Non ci vuol altro, a una settimana dall’annunciato arrivo del Duce, a scatenare l’orgia delle illazioni più o meno velate, che tra l'inerzia del podestà, la tigna del prete e il rampantismo del segretario del Fascio finiscono per concentrarsi sulla figlia innocente di una contadina a suo tempo chiacchierata. Nelle more scende all'Hotel Roma, cercando di non farsi notare, il federale in persona, che si suppone abbia saputo dello scandalo e voglia segretamente indagare.

Amorazzi, apprensioni, risentimenti, cattiverie, ce n'è abbastanza per farti esecrare la vita di provincia. Di cui il fascismo, ed è questo il senso del film, è una specie di autobiografia.

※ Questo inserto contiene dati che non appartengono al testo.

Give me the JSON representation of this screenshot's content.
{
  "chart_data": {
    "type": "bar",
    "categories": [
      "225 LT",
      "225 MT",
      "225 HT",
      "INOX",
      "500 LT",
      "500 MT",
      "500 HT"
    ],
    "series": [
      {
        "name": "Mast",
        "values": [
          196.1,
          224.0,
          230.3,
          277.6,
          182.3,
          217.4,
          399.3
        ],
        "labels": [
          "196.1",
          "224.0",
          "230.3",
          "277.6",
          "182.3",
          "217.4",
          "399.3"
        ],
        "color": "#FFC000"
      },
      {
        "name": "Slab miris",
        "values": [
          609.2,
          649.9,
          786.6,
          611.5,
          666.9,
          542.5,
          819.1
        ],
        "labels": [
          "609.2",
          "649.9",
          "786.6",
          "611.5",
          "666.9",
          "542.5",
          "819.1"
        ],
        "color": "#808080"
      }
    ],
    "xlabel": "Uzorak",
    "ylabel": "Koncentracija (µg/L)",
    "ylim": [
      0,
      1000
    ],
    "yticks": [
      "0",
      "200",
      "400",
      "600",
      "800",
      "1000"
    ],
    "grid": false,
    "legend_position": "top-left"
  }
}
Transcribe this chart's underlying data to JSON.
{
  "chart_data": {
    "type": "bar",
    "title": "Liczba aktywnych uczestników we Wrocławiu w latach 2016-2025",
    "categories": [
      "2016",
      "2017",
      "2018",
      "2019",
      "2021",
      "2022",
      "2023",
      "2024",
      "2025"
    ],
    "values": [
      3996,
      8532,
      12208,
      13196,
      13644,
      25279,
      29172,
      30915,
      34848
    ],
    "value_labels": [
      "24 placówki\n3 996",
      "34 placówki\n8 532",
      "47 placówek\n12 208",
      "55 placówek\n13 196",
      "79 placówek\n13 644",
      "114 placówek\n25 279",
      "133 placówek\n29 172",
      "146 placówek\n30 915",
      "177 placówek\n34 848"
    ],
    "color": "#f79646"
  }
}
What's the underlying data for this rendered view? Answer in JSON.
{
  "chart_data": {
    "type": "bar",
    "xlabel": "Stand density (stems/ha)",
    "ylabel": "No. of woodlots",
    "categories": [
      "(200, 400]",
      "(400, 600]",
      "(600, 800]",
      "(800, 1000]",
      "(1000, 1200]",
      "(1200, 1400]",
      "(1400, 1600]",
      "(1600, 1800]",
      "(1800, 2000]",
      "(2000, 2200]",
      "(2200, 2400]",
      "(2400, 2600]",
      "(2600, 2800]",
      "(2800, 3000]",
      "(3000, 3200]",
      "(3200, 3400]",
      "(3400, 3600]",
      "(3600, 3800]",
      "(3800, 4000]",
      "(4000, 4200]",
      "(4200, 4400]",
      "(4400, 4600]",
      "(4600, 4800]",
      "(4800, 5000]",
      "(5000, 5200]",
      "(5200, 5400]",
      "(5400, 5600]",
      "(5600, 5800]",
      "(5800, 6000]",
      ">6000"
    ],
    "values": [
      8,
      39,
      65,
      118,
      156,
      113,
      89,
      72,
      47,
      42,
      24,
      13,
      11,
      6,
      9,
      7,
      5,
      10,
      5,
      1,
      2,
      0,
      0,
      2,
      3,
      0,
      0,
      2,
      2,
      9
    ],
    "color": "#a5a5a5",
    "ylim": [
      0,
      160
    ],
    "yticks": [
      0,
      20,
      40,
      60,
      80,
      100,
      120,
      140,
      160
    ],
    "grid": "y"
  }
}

Vera protagonista di Albergo Roma è la piazza (presa in prestito a Foiano della Chiana, che ne ha tratto orgoglio e legittima smania di valorizzazione turistica) dove si incrocia l’invisibile trigonometria degli sguardi dietro le persiane. Il che, per un regista che viene dalla scrittura di teatro, costituisce titolo di stimolante disponibità al racconto per immagini.

Non è il caso di svelare come va a finire perché nell'ultima parte ci sono un paio di colpi di scena abbastanza imprevedibili: basti dire che l'acre giustizialismo di Chiti svergogna l'intero paese, salvando una sola frgura positiva: quella della contadina impersonata da Patrizia Corti con un bel impeto da Madre Coraggio.

In un film che rinuncia a convincere e a commuovere per coerenza a un sunto troppo sibillino, ottime prove attoriali forniscono tutti gli interpreti: dal fascistone Claudio Bisio, che sembra la caricatura di Osvaldo Valenti, alle comari Lucia Poli e Gianna Giachetti, dalla stuzzicante camerierina Debora Caprioglio al quasi-scemo del paese Alessandro Benvenuti, sapientissimo come sempre nella sua maliziosa incisività.